Exceptionally large screens (32 inches or more) can look quite blurry at 1080p, but they look a lot better at 1440p, 2K, or 4K resolution. If you want a large screen, you should strongly consider a high-resolution display. (Note that 1440p and 2K monitors often use an identical resolution. Manufacturers like to get tricky with names.)
I should also note that upscaling technology, such as NVIDIA DLSS, can help you play games in 4K with minimal impact on your GPU. Tons of popular games support DLSSalthough it requires an NVIDIA RTX GPU.
It may sound strange, but the shape of your gaming monitor can affect gameplay. And to explain this fact, let’s look at the differences between ultra-wide, curved and standard “flat” monitors.
Ultra-wide gaming monitors provide a great, immersive gaming experience. As the name implies, ultra-wide monitors are several inches longer than your average screen — they use a 21:9 aspect ratio, as opposed to the standard 16:9 ratio. (That’s a 33% increase in width.)
This 21:9 aspect ratio in particular can give you an advantage in multiplayer titles. Most games that support ultra-wide aspect ratio will show you more stuff on the left and right sides of the screen, including opponents.
Curved gaming monitors take the same ultra-wide field of view and wrap it around your head. They provide a greater sense of immersion and the wraparound design can reduce visual distortion. Unfortunately, the problem is that curved monitors only work if you’re in the sweet spot. They are also quite expensive.
Most gamers should probably stick with a standard 16:9 monitor with a flat screen. It won’t cost you a fortune and it fits comfortably on your desk. But if you’re willing to spend some extra cash, an ultra-wide or curved monitor is definitely worth checking out.
You are only allowed to use one port on your gaming monitor. Still, you should try to find a monitor with a decent selection of video connections. Not only does this give you the ability to use multiple video ports (you might want to hook up a game console to your desk), but it also keeps a damaged port from ruining your life.
For gaming, DisplayPort should be your go-to video cable. That’s because DisplayPort offers more bandwidth than HDMI: it has low latency, supports high-quality video standards, and, unlike HDMI, is compatible with both FreeSync and G-Sync (HDMI only works with FreeSync). With DisplayPort you can also: looped monitors togethereliminating the need to connect every video cable to your PC.

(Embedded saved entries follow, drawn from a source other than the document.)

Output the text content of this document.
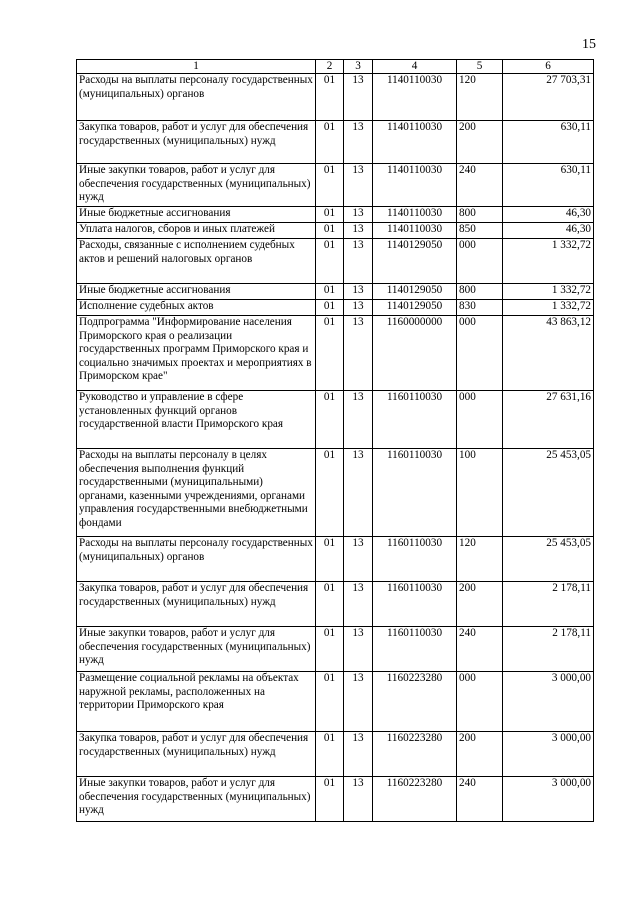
15
1	2	3	4	5	6
Расходы на выплаты персоналу государственных (муниципальных) органов	01	13	1140110030	120	27 703,31
Закупка товаров, работ и услуг для обеспечения государственных (муниципальных) нужд	01	13	1140110030	200	630,11
Иные закупки товаров, работ и услуг для обеспечения государственных (муниципальных) нужд	01	13	1140110030	240	630,11
Иные бюджетные ассигнования	01	13	1140110030	800	46,30
Уплата налогов, сборов и иных платежей	01	13	1140110030	850	46,30
Расходы, связанные с исполнением судебных актов и решений налоговых органов	01	13	1140129050	000	1 332,72
Иные бюджетные ассигнования	01	13	1140129050	800	1 332,72
Исполнение судебных актов	01	13	1140129050	830	1 332,72
Подпрограмма "Информирование населения Приморского края о реализации государственных программ Приморского края и социально значимых проектах и мероприятиях в Приморском крае"	01	13	1160000000	000	43 863,12
Руководство и управление в сфере установленных функций органов государственной власти Приморского края	01	13	1160110030	000	27 631,16
Расходы на выплаты персоналу в целях обеспечения выполнения функций государственными (муниципальными) органами, казенными учреждениями, органами управления государственными внебюджетными фондами	01	13	1160110030	100	25 453,05
Расходы на выплаты персоналу государственных (муниципальных) органов	01	13	1160110030	120	25 453,05
Закупка товаров, работ и услуг для обеспечения государственных (муниципальных) нужд	01	13	1160110030	200	2 178,11
Иные закупки товаров, работ и услуг для обеспечения государственных (муниципальных) нужд	01	13	1160110030	240	2 178,11
Размещение социальной рекламы на объектах наружной рекламы, расположенных на территории Приморского края	01	13	1160223280	000	3 000,00
Закупка товаров, работ и услуг для обеспечения государственных (муниципальных) нужд	01	13	1160223280	200	3 000,00
Иные закупки товаров, работ и услуг для обеспечения государственных (муниципальных) нужд	01	13	1160223280	240	3 000,00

Note that USB-C has a “DisplayPort alt mode” for video transfer. If you have a gaming laptop or GPU with USB-C video output, consider buying a USB-C gaming monitor. You’ll enjoy all the benefits of DisplayPort with a smaller, thinner cable. (I highly recommend finding a USB-C monitor with pass-through charging if you’re using a gaming laptop.)
If you can’t use DisplayPort or USB-C, HDMI is obviously the best option. At the time of writing, the latest HDMI standard (HDMI 2.1a) can transfer 4K 120Hz video with FreeSync. (Of course, your monitor and PC must support HDMI 2.1a to take advantage of these benefits.)
Some gaming monitors offer legacy ports, such as DVI and VGA, which are essential for retro gaming or computing. In addition, you will find that a gaming monitor has a series of USB ports – these ports usually act as a USB hub, although they may require a PC with Thunderbolt connectivity.